Is VF winter’s answer to the high cost of imported produce?

Is VF winter’s answer to the high cost of imported produce?
Vertical farms like Welland, Ont.-based Vision Greens require less land or water than open air farms and use low-energy, artificially lit warehouses to produce non-pesticide leafy green vegetables. Courtesy of VISION GREENS

Vision Greens, a vertical farm in Welland, Ont., believes it has a solution to the high cost of green vegetables in winter-bound Canada – grow up.

Vertical farming proponents say these farms can supply greens all year to Canadians at prices that compete favourably with foreign-grown products, helping to keep grocery costs stable and making the country less reliant on imported food.

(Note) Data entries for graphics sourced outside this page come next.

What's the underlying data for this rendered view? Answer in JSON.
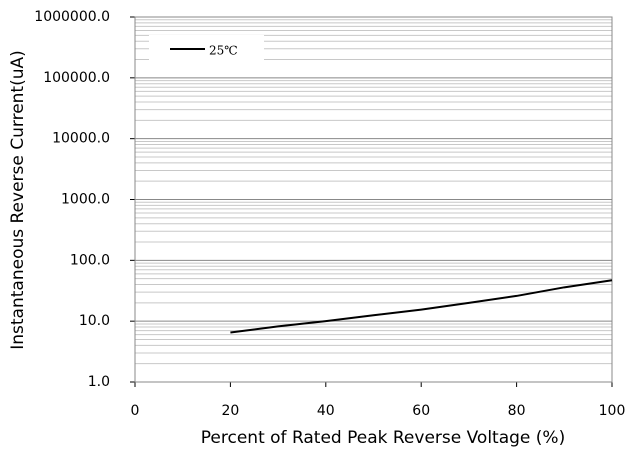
{
  "chart_data": {
    "type": "line",
    "x_label": "Percent of  Rated Peak Reverse Voltage (%)",
    "y_label": "Instantaneous Reverse Current(uA)",
    "x": [
      20,
      30,
      40,
      50,
      60,
      70,
      80,
      90,
      100
    ],
    "series": [
      {
        "name": "25℃",
        "color": "#000000",
        "values": [
          6.5,
          8.2,
          10,
          12.5,
          15.5,
          20,
          26,
          36,
          47
        ]
      }
    ],
    "xlim": [
      0,
      100
    ],
    "xticks": [
      0,
      20,
      40,
      60,
      80,
      100
    ],
    "ylim": [
      1,
      1000000
    ],
    "yticks": [
      {
        "value": 1,
        "label": "1.0"
      },
      {
        "value": 10,
        "label": "10.0"
      },
      {
        "value": 100,
        "label": "100.0"
      },
      {
        "value": 1000,
        "label": "1000.0"
      },
      {
        "value": 10000,
        "label": "10000.0"
      },
      {
        "value": 100000,
        "label": "100000.0"
      },
      {
        "value": 1000000,
        "label": "1000000.0"
      }
    ],
    "y_scale": "log",
    "grid": true,
    "minor_grid": true,
    "legend": "upper-left"
  }
}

At a time when agricultural property prices have risen more than 20 per cent since 2022 and Ontario alone is reported to be losing some 319 acres of farmland every day to development and sprawl, vertical farms don’t need much land or water, using low-energy, artificially lit warehouses to produce non-pesticide leafy green vegetables.

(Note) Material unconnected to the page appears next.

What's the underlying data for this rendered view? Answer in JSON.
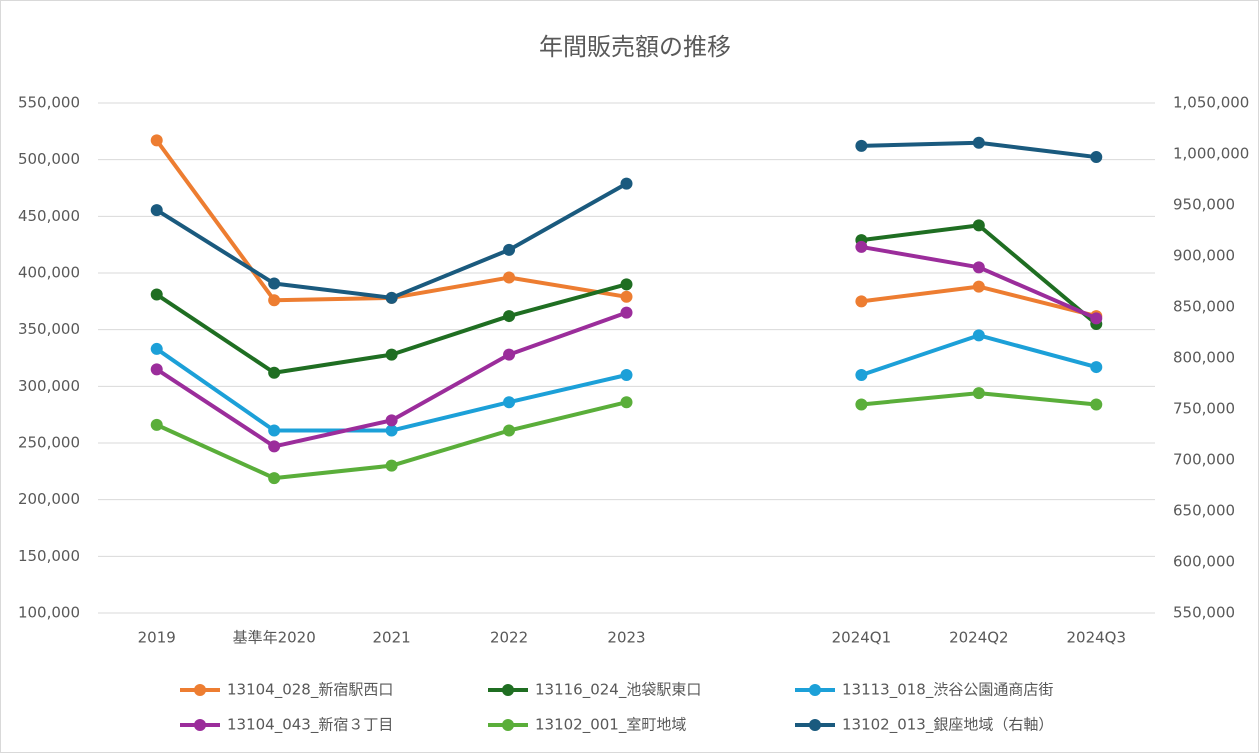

“Our current 4,000-square-feet growing footprint produces an amount of food equal to what you could grow on 12 and a half acres,” says Lenny Louis, chief executive officer of Vision Greens.

“We built one vertical farm module to see if we could get price parity with produce trucked in from California, and we feel we’re there. So now we’re in the market trying to raise funds to expand to four times our current size,” he says.